Have gnu, will travel.
If there was a reason to search for it, they would. There is none. The question about Flight 19 is, why did it happen, and how to prevent it? That is all understood now. You don't let some hotshot look out his window and fly by the seat of his pants guessing at unlikely locations, when his subordinates knew where they were. Finding the crashed airplanes is meaningless; the crews are all dead and there was no sensitive cargo.
Don't waste time speculating on a motive. It doesn't prove anything and does not find the plane.
Don't waste time speculating on who. It is on;y speculation and does not find the plane.
Focus on determining where the plane went, where it is and how it is being hidden. That will lead to the other answers.
I'm an American. I love this country and the freedoms that we used to have.
The delays in turning off the transponder and the data stream to the modem, flying between way points on a well known path etc might be explained by confused and disabled pilots too.
Hypoxia can set in as little as 90 seconds of oxygen deprivation and will severely incapacitate and confuse people. Cabin pressure loss is the most common theory for hypoxia. But cabin pressure loss would deploy oxygen masks, sound alarms and the pilot would have been alert in the first few seconds to declare emergency and radio out. The captain seems to be nerd with home made flight simulator, he would have reacted correctly to oxygen masks dropping from the ceilings.
Carbon monoxide is a way for hypoxia to set in. If there was a slow smoldering fire in the cockpit, not hot enough to trigger fire alarms it could result in incapacitated confused pilots. Again there are CO detectors, and warnings and associated with it.
I am not sure how regularly these systems that detect cabin pressure loss and CO detectors are tested.
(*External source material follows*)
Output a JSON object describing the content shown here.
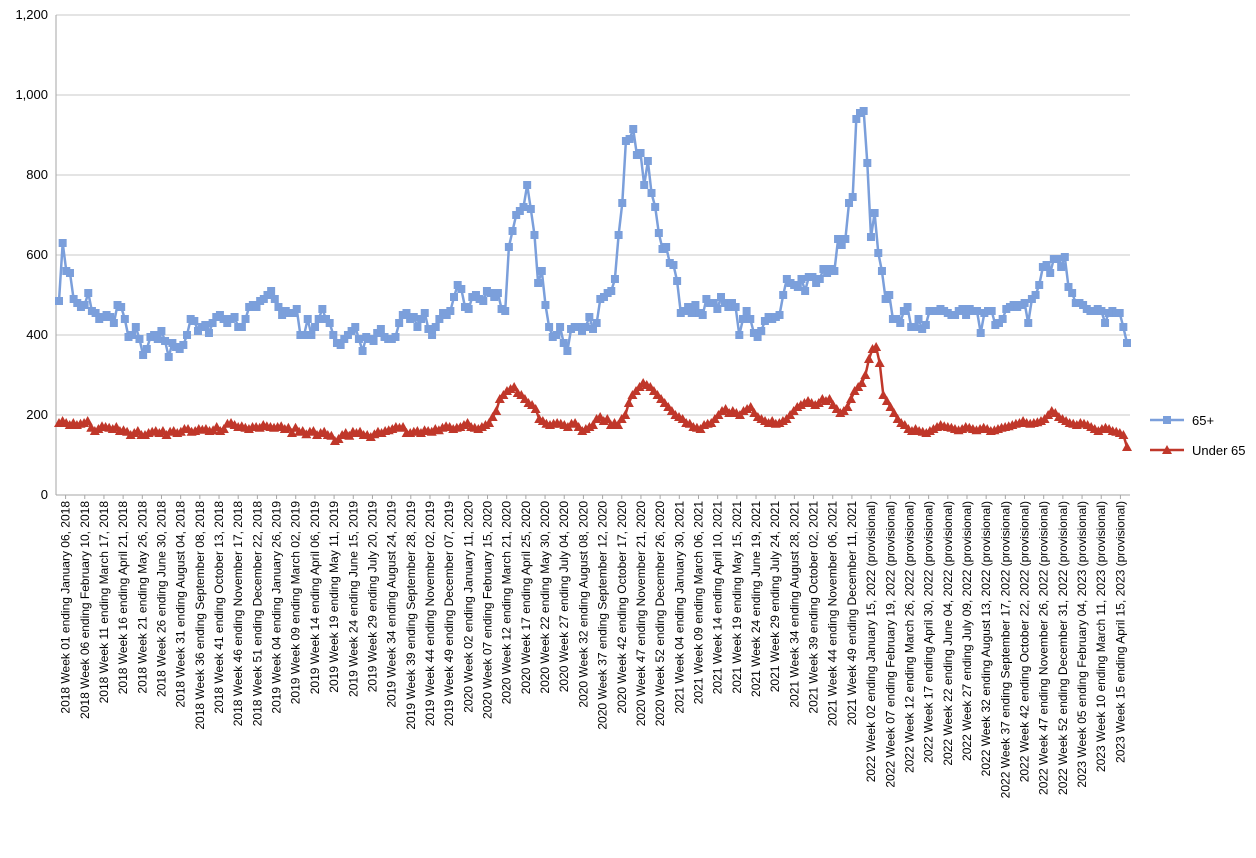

It is quite expensive to actually deploy all those oxygen masks. So even the regular testing protocol would require the maintenance crew to disable the actual deployment of the oxygen masks and test the detection and deployment signals. They could forget to turn them back on, like the did in the Helios flight disaster I mentioned in another thread. CO detector is chemical based. They have to be replaced regularly and this is an old plane.
Once the pilots flip switches on and off in confused state lose their consciousness completely, the plane would fly on autopilot following the way points that happened to be programmed.
If there is foul play involved, it would be worthwhile exercise to make sure every flight plan that was file in that duration and every flight directed by the control towers in that time is legit and locate those planes. The pilot(s) could easily turn off the transponder, drop out of radar, pop back in and start using a different call sign. Without a transponder, air traffic control completely trusts the pilot to self identify the plane correctly. If the malefactors had filed a fake flight plan, the plane could change its identity mid flight without attracting attention.
sed -e 's/Chuck Norris/Rajnikant/g' joke > fact
1 The last fix from Inmarsat gave a Line of Position (LOP) which is a very broad arc.
They had a ping every hour, each of which should have resulted in an LOP.
Is there a way to combine these LOP's to get a better idea of the flight path?
(Old school marine folks would walk the old LOP's forward in time and combine them.)
One would have to guess a direction and speed to do this which makes the logic somewhat circular.
Still, there should be more information in the rest of the LOP's.
2) Who benefits from all this?
This has focused attention on the flight and not on what's happening in with Russia.
This seems an unlikely motivation, but it is a definite consequence.
I certainly hope this is not the motivation behind this.